2.2 Mobile Assisted Seamless Learning
Die Mobilität und Allgegenwärtigkeit von Smartphones und Tablets macht es möglich, Lernen als einen Prozess erlebbar zu machen, der in verschiedensten Szenarien „seamless“, also „nahtlos“, stattfinden kann und nicht nur auf den Klassenraum oder Hörsaal begrenzt bleibt (Erschließung sog. „Seamless Learning Spaces“, CHAN et al., 2006). Lernen kann jederzeit und überall, formell und informell, individuell, kooperativ und sozial, analog und digital stattfinden. Mobile Technologie fungiert dabei als Mediator eines solchen Lernprozesses im Sinne des Ansatzes von „Mobile Assisted Seamless Learning“ (MSL; WONG & LOOI, 2011). Lernende werden dadurch befähigt, flexibel auf ihre Umwelt zu reagieren und mit ihr effektiv zu interagieren, wobei Smartphones oder Tablets zur Kommunikation, als Cognitive Tools, zur Dokumentation oder – wie bei iMP – als Messinstrument reflektiert und autonom benutzt werden können. In Bezug zu Letztgenanntem erweitern sich die Möglichkeiten einer individuellen außerschulischen Beschäftigung mit curricular validen Themen (z. B. experimentelle Hausaufgaben und Übungen im Physikunterricht/-studium) als auch ein explorativer Umgang zur Erschließung physikalischer Phänomene im privaten Bereich (z. B. Informal Science Learning).
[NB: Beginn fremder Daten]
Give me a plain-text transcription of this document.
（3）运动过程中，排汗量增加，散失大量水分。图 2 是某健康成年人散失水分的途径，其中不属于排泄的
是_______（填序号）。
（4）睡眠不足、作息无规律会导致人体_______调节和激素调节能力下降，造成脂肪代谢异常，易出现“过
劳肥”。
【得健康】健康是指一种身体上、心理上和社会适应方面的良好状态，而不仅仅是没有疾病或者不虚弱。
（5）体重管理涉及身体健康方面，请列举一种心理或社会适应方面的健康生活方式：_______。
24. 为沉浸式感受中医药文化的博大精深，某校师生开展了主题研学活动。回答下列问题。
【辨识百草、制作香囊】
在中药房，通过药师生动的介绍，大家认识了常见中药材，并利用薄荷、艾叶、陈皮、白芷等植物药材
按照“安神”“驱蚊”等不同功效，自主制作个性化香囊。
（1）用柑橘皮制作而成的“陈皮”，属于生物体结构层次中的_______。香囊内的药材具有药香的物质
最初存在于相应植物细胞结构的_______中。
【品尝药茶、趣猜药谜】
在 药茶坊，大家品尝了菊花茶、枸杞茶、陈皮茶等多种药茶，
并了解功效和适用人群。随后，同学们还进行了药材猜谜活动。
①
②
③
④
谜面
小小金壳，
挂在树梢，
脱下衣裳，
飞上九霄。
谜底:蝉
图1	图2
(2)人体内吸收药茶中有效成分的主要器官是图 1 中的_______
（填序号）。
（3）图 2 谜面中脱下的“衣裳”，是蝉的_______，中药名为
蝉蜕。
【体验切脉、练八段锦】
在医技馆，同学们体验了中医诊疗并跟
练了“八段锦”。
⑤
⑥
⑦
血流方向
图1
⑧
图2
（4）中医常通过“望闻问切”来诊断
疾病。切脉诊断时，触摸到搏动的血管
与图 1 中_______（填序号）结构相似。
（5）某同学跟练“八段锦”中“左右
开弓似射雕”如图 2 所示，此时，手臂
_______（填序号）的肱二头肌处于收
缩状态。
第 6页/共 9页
Um MSL zu fördern, bedarf es einem Zusammenspiel institutionalisierter formeller und selbstregulierter informeller Lernszenarien. Dabei werden in der Literatur verschiedene Unterscheidungen von formellen und informellen Lernarrangements gegeben (vgl. COLLEY, HODKINSON & MALCOM, 2003; WONG & LOOI, 2011). Wir orientieren uns an die von KUKULSKA-HULME et al. (2009) vorgeschlagene Unterteilung von Lernen. Alle vier Typen von Lernen (Tabelle 1) können und müssen in der Ausbildung vertreten sein, um MSL zu initiieren. Ein etwa nur auf Freiwilligkeit und Selbstregulierung ausgerichtetes Lernen ist insbesondere in der Disziplin der Physik undenkbar. Ohne formale, external strukturierte und initiierte Lernarrangements, die Expertise und Möglichkeiten der Reflexion bereitstellen, besteht die Gefahr, dass Fehlkonzepte entstehen und etabliert werden können. Informelles Lernen muss erst durch formelles Lernen vorbereitet und sollte wiederum in formellen Lerngelegenheiten reflektiert werden. Kompetenzentwicklung erfolgt in diesem Sinne als komplementäre Abfolge informeller und eher erfahrungsorientierter sowie formaler und eher theorieorientierter Lernprozesse. Neben der wichtigen Dimension der Organisation des Lernarrangements im Zusammenspiel von formellem und informellem Lernen gibt es noch neun weitere Kriterien, die MSL-Designs charakterisieren (MSL 1-10; WONG & LOOI, 2011), siehe Tabelle 2. Die Umsetzung der Prinzipien in den beiden Beispielen iAcoustics (Kap. 3.1) und physics.move (3.2) geht aus Tabelle 2 stichpunktartig hervor.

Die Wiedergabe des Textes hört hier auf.